Yes, it was gloriously old-fashioned in its scope (big, extravagant, excessive). Yes, there were enough leggy women wearing only their knickers to upset anyone with a PC bent. Yes, the homage to the Thatcher era might not suit your political tastes. And the gratuitous smattering of celebs might seem like a frivolous distraction from the business we were there to celebrate.
All true. But all bollocks. Brand Saatchi (in all its iterations) managed last week to remind the advertising industry - and, through the extensive media coverage the following day, the world at large - that advertising can be fun, sexy, glamorous, decadent and lots of other definers we seem to have left behind in the grind of the past few years.
Oh, I know it's all very far removed from the harsh realities of falling fees, over-work, job losses and diminished respect from clients. And, yes, perhaps the seeds for this diminished respect were sown by exactly this sort of sexy, glamorous, decadent fun that the industry used to enjoy so much.
But, heck, the advertising business has been through so much crap lately that agencies and clients alike deserve a bit of (tasteless) frivolity every now and then. And when it comes to attracting and retaining talent, I reckon a little bit of fun, sex and glamour does no harm at all.
But the Saatchi anniversary party was important in a less obvious way. It was a reminder of something the ad business used to be rather proud of: magic.
I can't define that magic, but it was in the air last week. Way back when Saatchis was an important agency, that magic was the thing that made advertising impossible to confine into a neat procurement spreadsheet (of course, in those days there was no such thing as procurement). The magic was the thing that set ad executives apart from the management consultants, the thing that got the industry a hearing in the boardroom and got the chief executive turned on. And it was the thing that gave the best agencies the confidence to be better.
Perhaps the magic was as superficial as a certain sexiness, a certain glamour. But even if it was, it gave the industry licence to be bigger, braver, take more risks. And it helped to make London the advertising capital of the world.

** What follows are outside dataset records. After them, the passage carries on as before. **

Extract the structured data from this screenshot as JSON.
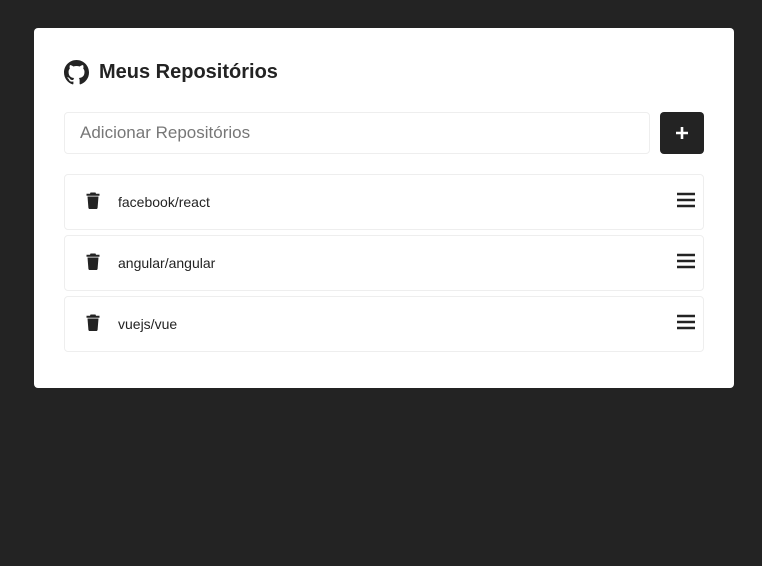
{
  "header": {
    "title": "Meus Repositórios",
    "icon": "github-icon"
  },
  "form": {
    "placeholder": "Adicionar Repositórios",
    "value": "",
    "add_icon": "plus-icon"
  },
  "repositories": [
    {
      "name": "facebook/react"
    },
    {
      "name": "angular/angular"
    },
    {
      "name": "vuejs/vue"
    }
  ],
  "colors": {
    "background": "#232323",
    "card": "#ffffff",
    "border": "#eeeeee",
    "button": "#232323"
  }
}
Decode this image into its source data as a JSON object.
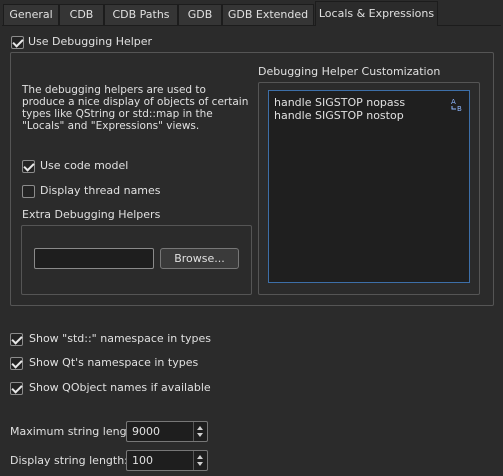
{
  "tabs": [
    {
      "label": "General"
    },
    {
      "label": "CDB"
    },
    {
      "label": "CDB Paths"
    },
    {
      "label": "GDB"
    },
    {
      "label": "GDB Extended"
    },
    {
      "label": "Locals & Expressions"
    }
  ],
  "active_tab": "Locals & Expressions",
  "use_debugging_helper": {
    "label": "Use Debugging Helper",
    "checked": true
  },
  "helpers": {
    "description": "The debugging helpers are used to produce a nice display of objects of certain types like QString or std::map in the \"Locals\" and \"Expressions\" views.",
    "use_code_model": {
      "label": "Use code model",
      "checked": true
    },
    "display_thread_names": {
      "label": "Display thread names",
      "checked": false
    },
    "extra_title": "Extra Debugging Helpers",
    "extra_path_value": "",
    "browse_label": "Browse..."
  },
  "customization": {
    "title": "Debugging Helper Customization",
    "lines": [
      "handle SIGSTOP nopass",
      "handle SIGSTOP nostop"
    ],
    "corner_icon": "text-reorder-icon"
  },
  "options": [
    {
      "label": "Show \"std::\" namespace in types",
      "checked": true
    },
    {
      "label": "Show Qt's namespace in types",
      "checked": true
    },
    {
      "label": "Show QObject names if available",
      "checked": true
    }
  ],
  "max_string_length": {
    "label": "Maximum string length:",
    "value": "9000"
  },
  "display_string_length": {
    "label": "Display string length:",
    "value": "100"
  }
}
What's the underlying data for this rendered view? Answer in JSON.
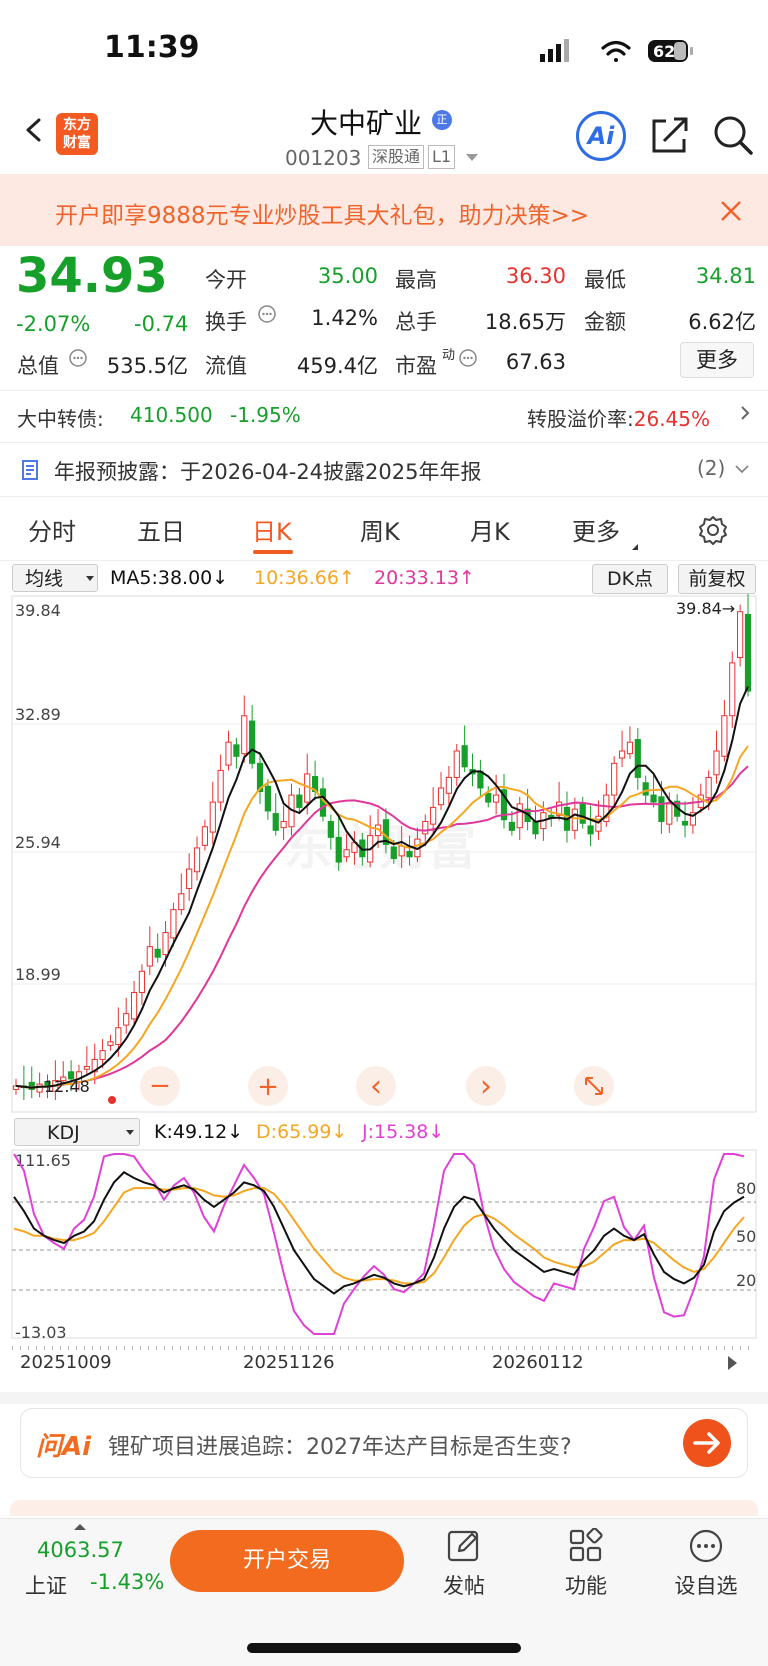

Because advertising, at its best, should be something that can't simply be coolly costed by procurement departments. It should be exciting, enchanting: as much a business of instinct and flair as of research and rigour. And, yes, it should have more than its fair share of colourful, glamorous characters, creative excentrics and excentric creatives. The pendulum has swung too far away from the magic and too much towards cost and commoditised efficiency. And we're all poorer for that.